A small portable power station, such as the EcoFlow RIVER Mini, will last for 7 hours if it is powering something which draws 30W, like a laptop charger.

A large portable power station, such as the EcoFlow DELTA Mini, will last for 10 hours if it is powering something which draws 90W, such as a drone charger. 

To charge a portable power station you can either plug it into a mains socket, a car’s cigarette lighter socket, or connect it to a portable solar panel. 

The best portable power station for charging small electronic devices is the EcoFlow RIVER Mini, the EcoFlow RIVER or the Jackery 240. 

The best portable power station for powering high-wattage appliances is the Jackery 1000 or the EcoFlow DELTA series.

If you want to know more, we’ve written a whole article on the best portable power stations in the UK, which directly compares the features of small, medium and large powerbanks. 

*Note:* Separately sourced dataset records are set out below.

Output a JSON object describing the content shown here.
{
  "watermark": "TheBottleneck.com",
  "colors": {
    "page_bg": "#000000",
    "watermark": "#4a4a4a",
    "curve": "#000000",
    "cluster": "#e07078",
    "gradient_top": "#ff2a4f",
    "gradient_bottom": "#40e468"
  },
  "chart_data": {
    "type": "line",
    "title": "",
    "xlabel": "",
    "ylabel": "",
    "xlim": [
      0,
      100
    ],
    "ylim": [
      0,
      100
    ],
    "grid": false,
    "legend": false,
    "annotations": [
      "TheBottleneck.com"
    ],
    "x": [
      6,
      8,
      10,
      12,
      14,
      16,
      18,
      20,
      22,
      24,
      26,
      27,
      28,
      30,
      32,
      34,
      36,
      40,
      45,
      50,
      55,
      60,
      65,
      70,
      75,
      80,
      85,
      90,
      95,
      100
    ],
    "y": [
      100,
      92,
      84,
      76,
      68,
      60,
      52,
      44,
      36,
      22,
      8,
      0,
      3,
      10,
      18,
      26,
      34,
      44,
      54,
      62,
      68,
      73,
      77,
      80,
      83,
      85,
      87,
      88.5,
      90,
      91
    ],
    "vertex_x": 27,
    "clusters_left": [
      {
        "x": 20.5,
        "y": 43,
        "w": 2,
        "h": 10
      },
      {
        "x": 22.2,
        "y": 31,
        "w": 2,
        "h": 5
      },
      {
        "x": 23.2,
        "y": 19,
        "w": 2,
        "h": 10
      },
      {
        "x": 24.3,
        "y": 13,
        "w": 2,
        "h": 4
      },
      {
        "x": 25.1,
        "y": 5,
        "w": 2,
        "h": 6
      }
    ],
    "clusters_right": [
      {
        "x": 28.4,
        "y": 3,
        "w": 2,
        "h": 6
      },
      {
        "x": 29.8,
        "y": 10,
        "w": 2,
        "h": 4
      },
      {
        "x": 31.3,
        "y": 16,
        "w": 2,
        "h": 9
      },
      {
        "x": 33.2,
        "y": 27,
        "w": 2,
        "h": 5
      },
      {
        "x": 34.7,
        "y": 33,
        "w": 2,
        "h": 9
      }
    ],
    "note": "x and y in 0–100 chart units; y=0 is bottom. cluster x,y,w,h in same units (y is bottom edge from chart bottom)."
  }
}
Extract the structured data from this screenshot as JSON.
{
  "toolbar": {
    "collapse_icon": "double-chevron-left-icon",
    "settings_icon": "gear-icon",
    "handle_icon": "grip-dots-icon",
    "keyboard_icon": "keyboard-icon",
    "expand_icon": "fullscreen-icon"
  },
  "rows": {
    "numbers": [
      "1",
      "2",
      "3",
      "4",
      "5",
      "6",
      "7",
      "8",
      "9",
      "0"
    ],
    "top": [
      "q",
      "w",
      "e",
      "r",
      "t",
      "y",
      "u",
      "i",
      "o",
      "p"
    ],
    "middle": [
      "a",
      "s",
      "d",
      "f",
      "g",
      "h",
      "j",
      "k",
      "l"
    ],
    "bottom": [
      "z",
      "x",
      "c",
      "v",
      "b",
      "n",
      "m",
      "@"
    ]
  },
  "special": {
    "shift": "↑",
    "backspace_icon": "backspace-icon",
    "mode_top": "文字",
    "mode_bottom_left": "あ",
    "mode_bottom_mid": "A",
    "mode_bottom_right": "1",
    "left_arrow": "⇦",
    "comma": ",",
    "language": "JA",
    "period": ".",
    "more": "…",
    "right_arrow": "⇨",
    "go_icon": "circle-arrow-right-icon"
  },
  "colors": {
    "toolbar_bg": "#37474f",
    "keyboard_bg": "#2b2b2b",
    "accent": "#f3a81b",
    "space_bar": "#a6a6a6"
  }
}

A portable power station works by converting the electricity stored inside the battery into the correct voltage you need to power your appliances, whether that’s 12V DC or 230V AC power. They are also able to recharge the battery from solar power because they have a built-in solar charge controller. 

Portable power stations will give you access to 12V and 230V power wherever you are, with zero installation hassle. Alongside a portable solar panel, they’ll be a great addition to your next off-grid adventure. 

Large portable power stations can be used to power a hairdryer. You’ll need a power station with an inverter which is big enough for your hair dryer. Most hair dryers draw around 1500-2000W, so you’ll need a portable power station such as the DELTA, the DELTA Max, or the DELTA Pro.

EcoFlow and Jackery both produce good quality powerbanks, but EcoFlow powerbanks have larger inverters and faster recharge speed when you plug them into mains power. EcoFlow powerbanks also have a battery with a longer cycle life: 800 cycles, as opposed to Jackery’s 500 cycles.

A Jackery 500 would be able to power a 12V refrigerator such as the Dometic CRX50 for 1.8 days. This is because the Jackery 500 has a 518Wh battery and the CRX50 uses 290Wh of power per day. The Jackery 1000 has a 1002Wh battery and would be able to power a refrigerator for 3.5 days.